Hey!! Merry Xmas. I'm in very southern Mexico escaping the canadian cold. I'm a wimp. Thanks very much for the interest in my project. Cool of you to ask. Have had some really productive associations and meeting some of the many really talented members out there. Parts are finding their way to the bike and I am really digging it. Wont be back to work on her until mid April but its taking shape. I tried attaching a couple snaps but this software is fighting my progress to do that now. Might be my rudimentary internet. This bike is absolutely one of the more 'thought provoking' build or project I have taken on. So much to learn, so many decisions to make in how I will be bringing her back to life. Good fun. Photos when I get better signal.


----------



## Vintage-Whizzer (Dec 26, 2019)

I love it! You have everything to make a really nice bike!


----------



## Ron Nichols (Dec 26, 2019)

I’m pre fitting each piece as it arrives to ensure I have a workable part, that I have all the correct fasteners and that any work each part needs gets done. Still a few bits coming but I am feeling like it’s going in the right direction. I have no illusion that it will be anything more than a nice representation of the marque. I’ll redo the chrome where required and repaint it using the correct masks. I really am wrestling with patina considerations. It will definitely be a rider. It is too interesting to not put it to use. Really enjoying the experience.

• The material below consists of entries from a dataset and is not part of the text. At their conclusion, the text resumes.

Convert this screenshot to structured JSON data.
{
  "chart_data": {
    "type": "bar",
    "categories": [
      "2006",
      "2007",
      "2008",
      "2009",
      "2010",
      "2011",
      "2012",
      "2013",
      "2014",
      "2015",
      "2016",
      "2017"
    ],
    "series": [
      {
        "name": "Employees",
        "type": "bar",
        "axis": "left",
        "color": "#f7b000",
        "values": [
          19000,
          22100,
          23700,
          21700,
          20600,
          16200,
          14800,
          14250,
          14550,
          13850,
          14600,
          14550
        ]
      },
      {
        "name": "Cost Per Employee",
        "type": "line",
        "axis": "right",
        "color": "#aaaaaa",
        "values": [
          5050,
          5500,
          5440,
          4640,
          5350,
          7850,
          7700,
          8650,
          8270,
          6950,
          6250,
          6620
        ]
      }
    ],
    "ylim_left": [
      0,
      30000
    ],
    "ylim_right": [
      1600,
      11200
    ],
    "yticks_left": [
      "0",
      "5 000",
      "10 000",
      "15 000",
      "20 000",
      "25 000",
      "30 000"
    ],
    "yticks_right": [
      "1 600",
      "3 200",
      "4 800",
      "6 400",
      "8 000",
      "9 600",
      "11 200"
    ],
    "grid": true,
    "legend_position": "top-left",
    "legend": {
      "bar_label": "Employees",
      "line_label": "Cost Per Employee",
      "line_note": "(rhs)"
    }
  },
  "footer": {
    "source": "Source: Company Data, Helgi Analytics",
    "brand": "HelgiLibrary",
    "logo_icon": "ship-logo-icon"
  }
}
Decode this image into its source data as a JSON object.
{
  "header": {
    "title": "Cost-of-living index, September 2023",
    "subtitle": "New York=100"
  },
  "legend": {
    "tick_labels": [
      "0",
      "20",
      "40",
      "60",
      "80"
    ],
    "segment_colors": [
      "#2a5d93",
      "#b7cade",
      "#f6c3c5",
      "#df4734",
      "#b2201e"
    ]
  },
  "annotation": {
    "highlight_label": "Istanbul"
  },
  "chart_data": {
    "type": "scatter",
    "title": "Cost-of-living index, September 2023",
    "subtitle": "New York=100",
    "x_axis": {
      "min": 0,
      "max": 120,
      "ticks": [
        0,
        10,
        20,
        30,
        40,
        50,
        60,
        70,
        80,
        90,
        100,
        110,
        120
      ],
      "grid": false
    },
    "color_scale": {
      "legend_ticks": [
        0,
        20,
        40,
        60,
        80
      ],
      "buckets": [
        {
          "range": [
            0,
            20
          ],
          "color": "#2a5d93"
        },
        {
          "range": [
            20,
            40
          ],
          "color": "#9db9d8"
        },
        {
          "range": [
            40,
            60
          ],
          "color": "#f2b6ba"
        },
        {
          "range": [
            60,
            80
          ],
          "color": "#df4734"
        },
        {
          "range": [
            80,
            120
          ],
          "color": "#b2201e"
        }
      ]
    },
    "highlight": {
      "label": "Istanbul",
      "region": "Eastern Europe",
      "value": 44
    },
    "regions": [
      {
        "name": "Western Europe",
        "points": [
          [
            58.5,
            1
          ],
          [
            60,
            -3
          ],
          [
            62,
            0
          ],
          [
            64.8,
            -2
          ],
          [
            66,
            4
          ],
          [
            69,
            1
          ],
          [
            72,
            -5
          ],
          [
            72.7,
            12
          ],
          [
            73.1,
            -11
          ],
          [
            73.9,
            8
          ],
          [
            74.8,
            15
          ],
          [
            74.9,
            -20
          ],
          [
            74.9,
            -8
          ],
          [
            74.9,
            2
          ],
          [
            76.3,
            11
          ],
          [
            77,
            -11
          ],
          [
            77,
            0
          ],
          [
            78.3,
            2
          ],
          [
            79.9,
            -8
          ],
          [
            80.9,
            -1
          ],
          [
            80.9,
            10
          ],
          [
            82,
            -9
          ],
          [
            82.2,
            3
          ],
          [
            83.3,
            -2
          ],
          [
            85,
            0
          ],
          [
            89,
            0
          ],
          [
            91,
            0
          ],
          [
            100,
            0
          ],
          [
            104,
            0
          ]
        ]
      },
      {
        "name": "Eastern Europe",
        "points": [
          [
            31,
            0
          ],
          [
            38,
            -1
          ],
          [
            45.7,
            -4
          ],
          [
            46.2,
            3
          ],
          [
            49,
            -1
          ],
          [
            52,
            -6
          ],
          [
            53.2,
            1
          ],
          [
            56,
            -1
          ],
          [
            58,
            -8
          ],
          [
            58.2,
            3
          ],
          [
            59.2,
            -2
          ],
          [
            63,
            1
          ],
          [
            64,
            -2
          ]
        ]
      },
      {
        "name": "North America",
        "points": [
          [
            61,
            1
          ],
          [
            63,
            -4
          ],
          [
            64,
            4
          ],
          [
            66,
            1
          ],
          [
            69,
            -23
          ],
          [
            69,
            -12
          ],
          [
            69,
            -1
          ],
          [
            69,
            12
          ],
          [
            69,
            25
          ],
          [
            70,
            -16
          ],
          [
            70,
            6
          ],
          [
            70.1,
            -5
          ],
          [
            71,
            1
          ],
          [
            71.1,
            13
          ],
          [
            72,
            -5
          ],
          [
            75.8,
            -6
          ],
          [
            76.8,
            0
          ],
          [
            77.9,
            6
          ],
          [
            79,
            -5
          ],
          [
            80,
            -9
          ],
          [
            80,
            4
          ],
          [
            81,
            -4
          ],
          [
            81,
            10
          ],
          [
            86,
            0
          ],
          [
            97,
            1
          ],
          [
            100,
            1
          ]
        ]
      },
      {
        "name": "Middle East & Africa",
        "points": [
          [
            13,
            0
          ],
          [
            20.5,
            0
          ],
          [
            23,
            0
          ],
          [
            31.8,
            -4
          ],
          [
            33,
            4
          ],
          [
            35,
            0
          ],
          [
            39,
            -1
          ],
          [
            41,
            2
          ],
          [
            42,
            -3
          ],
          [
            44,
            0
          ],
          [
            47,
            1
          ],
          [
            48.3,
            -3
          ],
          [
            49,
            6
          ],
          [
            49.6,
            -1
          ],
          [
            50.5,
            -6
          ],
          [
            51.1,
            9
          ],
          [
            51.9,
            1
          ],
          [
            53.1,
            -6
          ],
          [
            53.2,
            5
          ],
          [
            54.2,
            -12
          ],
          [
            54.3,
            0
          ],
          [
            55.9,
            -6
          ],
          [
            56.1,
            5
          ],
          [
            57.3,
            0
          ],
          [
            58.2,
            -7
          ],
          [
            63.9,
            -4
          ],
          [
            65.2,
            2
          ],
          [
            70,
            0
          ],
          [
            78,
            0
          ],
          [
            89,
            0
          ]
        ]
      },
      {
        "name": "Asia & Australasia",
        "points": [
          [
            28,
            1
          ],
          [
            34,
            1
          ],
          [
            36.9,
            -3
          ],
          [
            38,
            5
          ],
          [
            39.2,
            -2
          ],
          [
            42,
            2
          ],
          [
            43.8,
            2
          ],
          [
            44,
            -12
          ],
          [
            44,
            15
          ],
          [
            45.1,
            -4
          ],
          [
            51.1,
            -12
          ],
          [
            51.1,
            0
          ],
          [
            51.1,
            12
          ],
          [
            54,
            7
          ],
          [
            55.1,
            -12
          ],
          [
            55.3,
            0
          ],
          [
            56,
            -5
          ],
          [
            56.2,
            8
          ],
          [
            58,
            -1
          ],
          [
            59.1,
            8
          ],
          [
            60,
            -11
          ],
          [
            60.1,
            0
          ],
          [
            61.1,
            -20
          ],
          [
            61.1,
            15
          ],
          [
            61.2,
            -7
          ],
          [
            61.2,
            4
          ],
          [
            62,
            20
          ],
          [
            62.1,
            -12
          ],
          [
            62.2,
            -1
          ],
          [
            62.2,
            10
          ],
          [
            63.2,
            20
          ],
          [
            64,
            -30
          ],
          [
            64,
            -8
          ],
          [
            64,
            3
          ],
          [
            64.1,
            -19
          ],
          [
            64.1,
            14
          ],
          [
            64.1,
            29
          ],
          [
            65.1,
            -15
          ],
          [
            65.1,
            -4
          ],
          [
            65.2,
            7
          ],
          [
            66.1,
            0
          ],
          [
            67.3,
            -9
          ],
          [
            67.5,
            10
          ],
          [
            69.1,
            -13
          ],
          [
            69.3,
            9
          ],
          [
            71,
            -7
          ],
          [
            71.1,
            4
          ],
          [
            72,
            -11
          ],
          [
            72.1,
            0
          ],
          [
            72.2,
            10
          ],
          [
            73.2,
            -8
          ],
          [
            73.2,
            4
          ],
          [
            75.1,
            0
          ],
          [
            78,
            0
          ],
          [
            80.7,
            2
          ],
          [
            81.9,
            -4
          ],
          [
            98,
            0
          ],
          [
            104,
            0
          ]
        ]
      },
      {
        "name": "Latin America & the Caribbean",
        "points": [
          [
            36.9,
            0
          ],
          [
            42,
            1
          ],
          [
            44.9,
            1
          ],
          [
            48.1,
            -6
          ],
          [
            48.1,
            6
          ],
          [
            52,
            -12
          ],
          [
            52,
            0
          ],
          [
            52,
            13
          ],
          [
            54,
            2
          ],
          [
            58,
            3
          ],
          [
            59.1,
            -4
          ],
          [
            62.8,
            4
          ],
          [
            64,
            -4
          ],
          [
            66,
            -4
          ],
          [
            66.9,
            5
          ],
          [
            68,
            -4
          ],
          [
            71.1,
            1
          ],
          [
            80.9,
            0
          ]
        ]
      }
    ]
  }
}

So much to learn.


----------



## Vintage-Whizzer (Dec 26, 2019)

I always prefer a clean look, but with some patina. Then you can enjoy riding it without feeling like you are going to scratch it.


----------



## Ron Nichols (Dec 26, 2019)

Makes sense. My luggage rack (a chrome 6 hole) and my chain guard are both full of patina so I might just let them be. After all, I’m building it for me. There are always alternative opinions when it comes to restore or to conserve, to use only OE or to use reasonable repro, to ride or not to ride. Gotta love it. I’ll send proper photos as it completes.


----------